Il difensore Cubarsi ha ricevuto un cartellino rosso, lasciando il Barcellona in dieci uomini - Foto: THE GUARDIAN
Entrambe le squadre spagnole sono arrivate ai quarti di finale con importanti assenze. Il Barcellona doveva fare a meno di Raphinha e De Jong, mentre l'Atletico Madrid era privo di Gimenez, Oblak e Barrios.
La rivalità tra Barcellona e Atletico Madrid è immensa. Solo in questa stagione, le due squadre si sono scontrate quattro volte. Il Barcellona ha dominato in Liga, vincendo entrambe le partite. L'Atletico Madrid, invece, si è aggiudicato la Copa del Rey con un risultato complessivo di andata e ritorno.
Proprio la settimana scorsa, il Barcellona ha battuto l'Atletico per 2-1 in una partita controversa, in cui l'arbitro ha annullato un cartellino rosso al Barcellona dopo aver consultato il VAR. Al contrario, l'Atletico è rimasto in dieci uomini dopo l'espulsione di Gonzalez nel finale del primo tempo.
E poi, in questa rivincita, il cartellino rosso è tornato a essere il punto focale della partita. Con le due squadre bloccate in una situazione di stallo, un fallo disastroso del giovane difensore del Barcellona Cubarsi ha contribuito a decidere l'esito dell'incontro.
Al 41° minuto, l'Atletico ha lanciato un fulmineo contropiede in seguito a un calcio d'angolo del Barcellona. Il pallone è arrivato a Giuliano Simeone, che si era liberato e si era trovato a tu per tu con il portiere.

La spiacevole situazione di Cubarsi - Foto: REDDIT
Mentre il pallone si trovava ancora al limite dell'area di rigore, Cubarsi ha commesso fallo su Simeone. Immediatamente, i giocatori dell'Atletico Madrid hanno fatto pressione sull'arbitro – che aveva già ammonito Cubarsi – affinché concedesse un rigore più severo.
L'arbitro ha rivisto l'azione al VAR e ha stabilito che Cubarsi aveva subito fallo per aver impedito un gol. Il difensore centrale diciottenne era l'ultimo uomo in difesa. E anche se Simeone era leggermente in difficoltà nel contrasto, l'arbitro ha comunque giudicato Cubarsi responsabile dell'intervento falloso. È stato mostrato il cartellino rosso.
Pochi secondi dopo, la sofferenza del Barça raddoppiò quando Alvarez realizzò una splendida punizione dal limite dell'area di rigore (su un fallo dello stesso Cubarsi), segnando il gol del vantaggio per l'Atletico.

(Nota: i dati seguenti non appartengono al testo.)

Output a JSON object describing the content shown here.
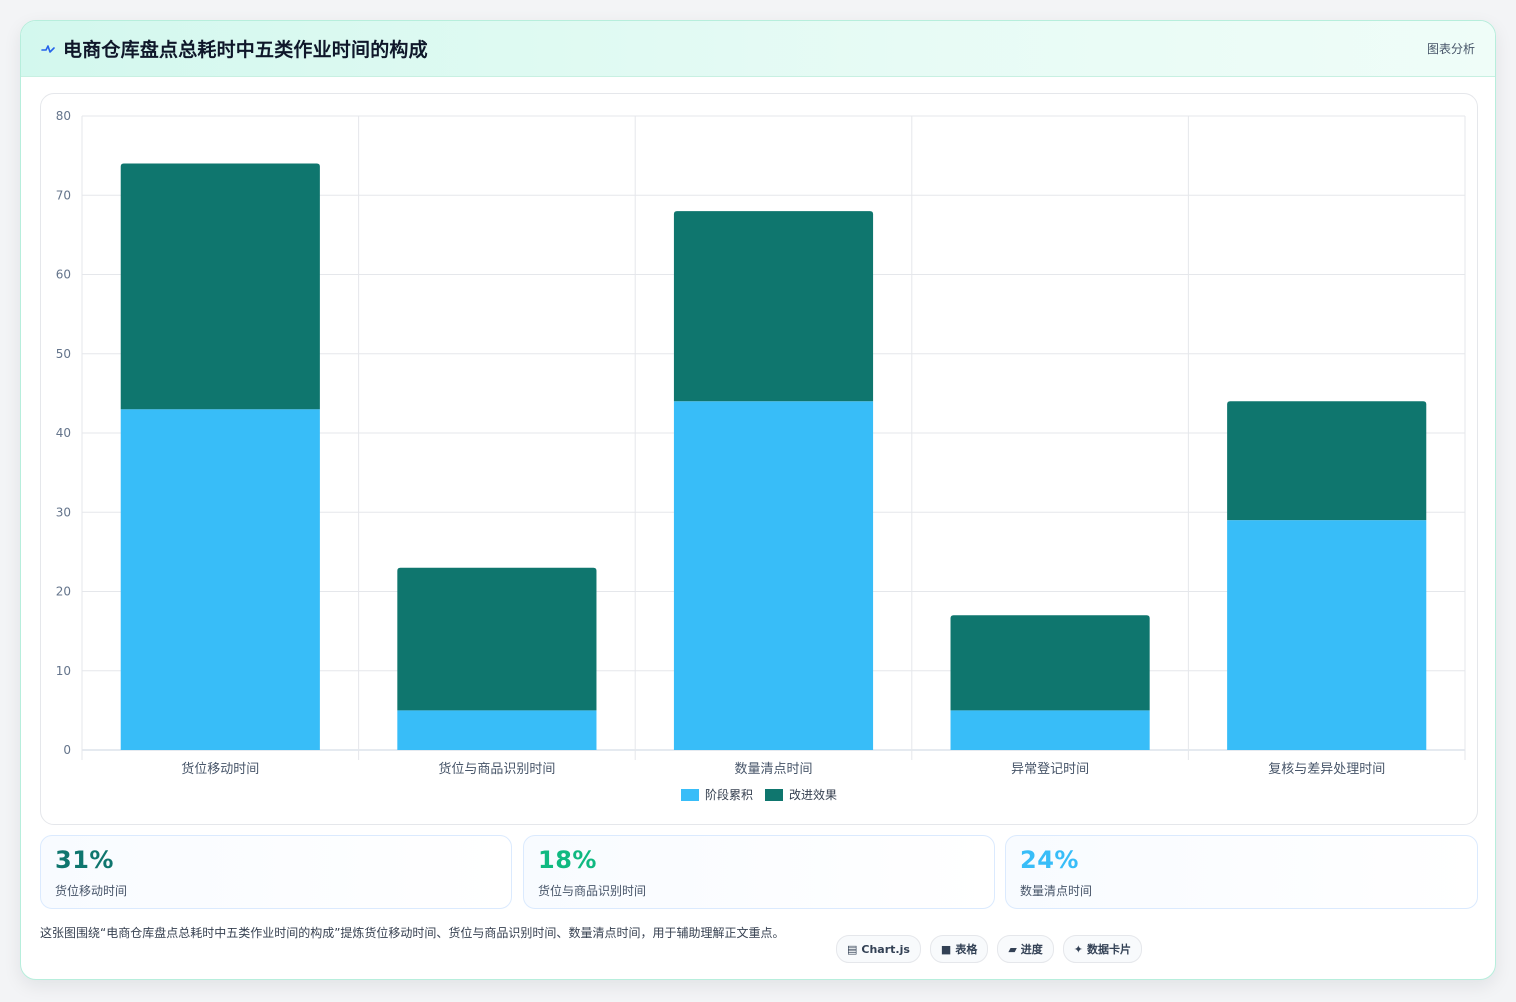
{
  "header": {
    "title": "电商仓库盘点总耗时中五类作业时间的构成",
    "link_label": "图表分析",
    "icon": "pulse-icon"
  },
  "chart_data": {
    "type": "bar",
    "stacked": true,
    "categories": [
      "货位移动时间",
      "货位与商品识别时间",
      "数量清点时间",
      "异常登记时间",
      "复核与差异处理时间"
    ],
    "series": [
      {
        "name": "阶段累积",
        "color": "#38bdf8",
        "values": [
          43,
          5,
          44,
          5,
          29
        ]
      },
      {
        "name": "改进效果",
        "color": "#0f766e",
        "values": [
          31,
          18,
          24,
          12,
          15
        ]
      }
    ],
    "ylim": [
      0,
      80
    ],
    "yticks": [
      0,
      10,
      20,
      30,
      40,
      50,
      60,
      70,
      80
    ],
    "grid": true,
    "legend_position": "bottom"
  },
  "stats": [
    {
      "value": "31%",
      "label": "货位移动时间",
      "color": "#0f766e"
    },
    {
      "value": "18%",
      "label": "货位与商品识别时间",
      "color": "#10b981"
    },
    {
      "value": "24%",
      "label": "数量清点时间",
      "color": "#38bdf8"
    }
  ],
  "footer": {
    "text": "这张图围绕“电商仓库盘点总耗时中五类作业时间的构成”提炼货位移动时间、货位与商品识别时间、数量清点时间，用于辅助理解正文重点。"
  },
  "tags": [
    {
      "icon": "chart-icon",
      "glyph": "▤",
      "label": "Chart.js"
    },
    {
      "icon": "table-icon",
      "glyph": "■",
      "label": "表格"
    },
    {
      "icon": "progress-icon",
      "glyph": "▰",
      "label": "进度"
    },
    {
      "icon": "sparkle-icon",
      "glyph": "✦",
      "label": "数据卡片"
    }
  ]
}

Gol di Alvarez su calcio di punizione dopo un fallo di Cubarsi - Foto: THE GUARDIAN
Il Barcellona ha concluso il primo tempo in modo disastroso, ma nella ripresa era ancora pieno di energie. Nonostante giocasse in dieci, ha continuato a dominare l'Atletico, proprio come aveva fatto per gran parte della prima frazione di gioco.
Il Barcellona ha effettuato 18 tiri in questa partita, tre volte di più dell'Atletico. E 7 di questi sono stati parati dal portiere Musso.
Anche senza Oblak, l'Atletico Madrid può comunque contare su un'ottima alternativa tra i pali. Il portiere di riserva argentino ha messo in difficoltà Yamal, Rashford e Lewandowski.
Nonostante i numerosi attacchi, il Barcellona non è riuscito a segnare. Ne ha pagato le conseguenze con un fulmineo contropiede dell'Atletico al 70° minuto.

Sorloth (a destra) ha segnato il gol della vittoria - Foto: THE GUARDIAN
Dalla fascia sinistra, Ruggeri ha crossato con precisione per Sorloth, che ha insaccato il pallone raddoppiando il vantaggio dell'Atletico.
Dopo aver subito questo gol, il Barça ha continuato ad attaccare senza sosta. Ma, come in precedenza, una serie di occasioni sono andate sprecate, con grande delusione degli attaccanti del Barça.
In definitiva, il Barcellona ha subito una clamorosa sconfitta per 0-2 in casa contro l'Atletico Madrid. Sebbene questo risultato non sia del tutto disperato, la squadra di Hansi Flick si trova ora ad affrontare un compito estremamente difficile: ribaltare il risultato allo stadio Wanda Metropolitano degli avversari nella partita di ritorno.